What you need to know:
- The ruling of the court followed a successful application filed by a lawyer who has a physical disability.
High Court in Uganda has ruled and ordered the government to be mindful while constructing or renting courtrooms to include accessibility features like ramps to enable people with physical disabilities access them as they seek justice.
The ruling of the court followed a successful application filed by a lawyer who has a physical disability.
In his application, Mr Emmanuel Candia of Candia Advocates and Legal Consultants who moves about using a wheelchair stated that on May 15, 2018, he went to Mukono High Court to appear as counsel in three civil suits.
He says that he found the court had shifted to a two-storied building which had no ramps, lifts, or even convenient parking for PWDs.
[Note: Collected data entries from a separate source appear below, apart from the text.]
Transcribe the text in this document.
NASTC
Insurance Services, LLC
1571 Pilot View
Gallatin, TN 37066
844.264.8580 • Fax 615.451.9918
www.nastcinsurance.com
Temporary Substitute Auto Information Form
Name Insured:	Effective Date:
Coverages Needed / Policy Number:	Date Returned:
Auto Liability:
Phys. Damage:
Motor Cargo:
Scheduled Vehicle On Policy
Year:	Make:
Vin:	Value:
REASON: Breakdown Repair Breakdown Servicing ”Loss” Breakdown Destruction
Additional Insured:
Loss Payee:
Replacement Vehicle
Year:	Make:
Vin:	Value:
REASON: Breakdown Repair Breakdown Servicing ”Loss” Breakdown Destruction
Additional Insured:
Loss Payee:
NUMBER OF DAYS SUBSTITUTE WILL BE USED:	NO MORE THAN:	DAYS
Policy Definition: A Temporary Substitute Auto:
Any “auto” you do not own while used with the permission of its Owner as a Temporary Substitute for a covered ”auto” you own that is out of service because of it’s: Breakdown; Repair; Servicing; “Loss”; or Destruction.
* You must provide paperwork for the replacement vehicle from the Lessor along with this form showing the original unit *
"In order to be effectively served, the court clerk had to move and attend to me at the foot of the downstairs as it would be dangerous to lift me through the narrow staircase," Mr Candia contended.
He further stated that most of the courts in Mbarara, Mbale, Kampala, Supreme Court, Gulu, Arua and Family Court in Makindye where he has gone to represent clients don't have the facilities for PWDS to use to ease their movement.
He describes this as a deliberate omission that he argues has subjected him to embarrassing moments like having his clients lift him into the courtrooms.
He cited Gulu High Court where he said while being lifted to the courtroom on the second floor, his wheelchair broke and that he had to buy a new one.
Further, he said he has on a number of occasions lost clients because he sometimes instructs his colleagues to appear on his behalf in the court but some clients are not okay with such arrangements, and end up withdrawing instructions from him.
In his January 18th ruling, Justice Phillip Odoki of the Civil Division of the High Court agreed with lawyer Candia that his rights as a person with a physical disability has been violated as such he can't effectively practice his profession as an advocate to represent litigants as and when he wishes.
Section 20 of the Persons with Disabilities Act, 2006, places a duty on any person who constructs a building to which the public is invited to ensure that persons with disabilities have access.
"In my view, the applicant (lawyer Candia) has proved that the failure by the respondent (Attorney General) to put in place measures to make court premises accessible to persons with disability is discriminatory." ruled Justice Odoki.
To that effect, the judge ordered the Attorney General take steps for progressive realisation of the rights of persons with disabilities in as far as access to justice is concerned.
The Attorney General has also been ordered to report to court on the progress of the compliance within a period of three years.
No orders of costs were issued since the matter was a public interest one.